How to Calculate Summary Statistics in PySpark

How to Easily Calculate Summary Statistics with PySpark

PySpark serves as the crucial Python API for Apache Spark, providing analysts and data scientists with a robust and scalable framework for big data processing. Before diving into complex modeling or deep learning, understanding the fundamental characteristics of your dataset is paramount. This initial exploration relies heavily on calculating summary statistics, which offer quick insights into the distribution, central tendency, and variability of the data. While PySpark offers granular functions like select() and agg() for custom statistical computations, the built-in .summary() method provides an efficient, all-in-one approach to descriptive analysis on a DataFrame.
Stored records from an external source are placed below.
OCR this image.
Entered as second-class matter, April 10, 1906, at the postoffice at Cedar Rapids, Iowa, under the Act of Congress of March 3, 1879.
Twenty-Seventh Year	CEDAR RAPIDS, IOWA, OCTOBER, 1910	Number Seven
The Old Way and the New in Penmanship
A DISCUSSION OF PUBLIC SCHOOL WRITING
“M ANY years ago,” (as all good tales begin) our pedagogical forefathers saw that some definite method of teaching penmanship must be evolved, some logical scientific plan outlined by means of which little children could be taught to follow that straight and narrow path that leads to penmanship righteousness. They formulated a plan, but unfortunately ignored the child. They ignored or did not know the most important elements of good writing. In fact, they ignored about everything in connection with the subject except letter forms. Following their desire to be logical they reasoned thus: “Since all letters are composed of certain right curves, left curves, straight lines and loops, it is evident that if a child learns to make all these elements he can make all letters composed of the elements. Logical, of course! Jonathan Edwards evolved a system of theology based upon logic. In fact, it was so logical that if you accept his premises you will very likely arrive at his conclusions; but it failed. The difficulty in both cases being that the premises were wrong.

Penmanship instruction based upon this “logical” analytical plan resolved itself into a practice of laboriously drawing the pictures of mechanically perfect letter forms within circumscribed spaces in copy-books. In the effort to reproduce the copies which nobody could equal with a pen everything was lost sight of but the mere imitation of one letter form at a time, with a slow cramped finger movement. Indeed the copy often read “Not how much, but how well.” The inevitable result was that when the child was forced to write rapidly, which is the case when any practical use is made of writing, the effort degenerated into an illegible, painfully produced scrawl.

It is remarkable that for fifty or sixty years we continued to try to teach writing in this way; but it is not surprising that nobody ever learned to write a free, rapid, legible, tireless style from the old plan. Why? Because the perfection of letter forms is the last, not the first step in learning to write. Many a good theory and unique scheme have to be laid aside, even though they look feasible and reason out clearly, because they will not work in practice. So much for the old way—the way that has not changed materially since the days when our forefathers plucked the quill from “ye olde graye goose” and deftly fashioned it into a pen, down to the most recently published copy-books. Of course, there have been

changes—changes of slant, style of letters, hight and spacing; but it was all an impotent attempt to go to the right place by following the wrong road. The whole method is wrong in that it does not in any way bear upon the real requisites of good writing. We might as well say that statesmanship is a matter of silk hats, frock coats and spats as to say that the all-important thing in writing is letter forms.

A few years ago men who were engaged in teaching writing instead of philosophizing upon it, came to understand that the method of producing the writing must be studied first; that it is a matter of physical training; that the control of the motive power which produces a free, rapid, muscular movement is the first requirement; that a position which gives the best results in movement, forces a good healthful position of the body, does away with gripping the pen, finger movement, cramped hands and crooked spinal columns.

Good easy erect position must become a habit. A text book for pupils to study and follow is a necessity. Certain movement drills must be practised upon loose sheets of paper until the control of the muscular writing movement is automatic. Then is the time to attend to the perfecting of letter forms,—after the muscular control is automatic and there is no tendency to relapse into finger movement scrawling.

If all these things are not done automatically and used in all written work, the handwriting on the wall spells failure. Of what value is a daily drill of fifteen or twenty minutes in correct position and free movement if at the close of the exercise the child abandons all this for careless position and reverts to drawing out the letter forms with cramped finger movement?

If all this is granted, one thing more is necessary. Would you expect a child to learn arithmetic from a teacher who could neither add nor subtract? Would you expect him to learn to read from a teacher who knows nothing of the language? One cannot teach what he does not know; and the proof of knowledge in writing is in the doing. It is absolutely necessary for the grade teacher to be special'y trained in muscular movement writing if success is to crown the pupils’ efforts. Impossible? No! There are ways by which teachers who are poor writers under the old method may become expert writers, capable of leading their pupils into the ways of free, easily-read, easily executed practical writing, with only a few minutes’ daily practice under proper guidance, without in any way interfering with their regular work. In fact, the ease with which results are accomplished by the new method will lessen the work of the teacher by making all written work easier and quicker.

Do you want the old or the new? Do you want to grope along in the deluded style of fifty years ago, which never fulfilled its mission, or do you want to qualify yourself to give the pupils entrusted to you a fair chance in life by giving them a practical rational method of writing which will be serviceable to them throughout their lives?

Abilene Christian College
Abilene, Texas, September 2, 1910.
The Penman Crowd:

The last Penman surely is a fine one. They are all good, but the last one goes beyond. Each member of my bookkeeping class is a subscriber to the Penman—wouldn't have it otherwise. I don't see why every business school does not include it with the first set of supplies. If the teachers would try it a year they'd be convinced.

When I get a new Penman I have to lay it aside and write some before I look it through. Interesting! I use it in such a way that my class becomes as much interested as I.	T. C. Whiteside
This guide will walk through three distinct yet highly useful methods for generating descriptive statistics for columns within a PySpark DataFrame. We will illustrate how to retrieve a comprehensive default set of metrics, how to focus on specific quantiles and extreme values, and crucially, how to isolate and analyze only the numerical features, preventing misinterpretations associated with applying mathematical operations to string data types. Mastering these techniques is fundamental for efficient data quality assessment and feature engineering in a distributed computing environment.


The PySpark DataFrame and Descriptive Analysis

A PySpark DataFrame is essentially a distributed collection of data organized into named columns. Its structure is similar to a traditional relational database table, but it is optimized for parallel processing across a cluster of machines. When performing descriptive analysis, the goal is often to quickly determine metrics like the mean, median, minimum, and maximum values for quantitative columns, while also understanding the count and distribution of categorical fields.

The core utility for automated descriptive analysis in PySpark is the .summary() method. Unlike the lower-level .describe() function, .summary() offers a slightly richer set of outputs, including percentiles (quartiles) by default, which are essential for identifying skewness and potential outliers without needing complex custom aggregations. This is particularly valuable when dealing with massive datasets where manually inspecting individual records is impractical or impossible. Understanding which method to use depends entirely on the required level of detail and the data types involved in the analysis.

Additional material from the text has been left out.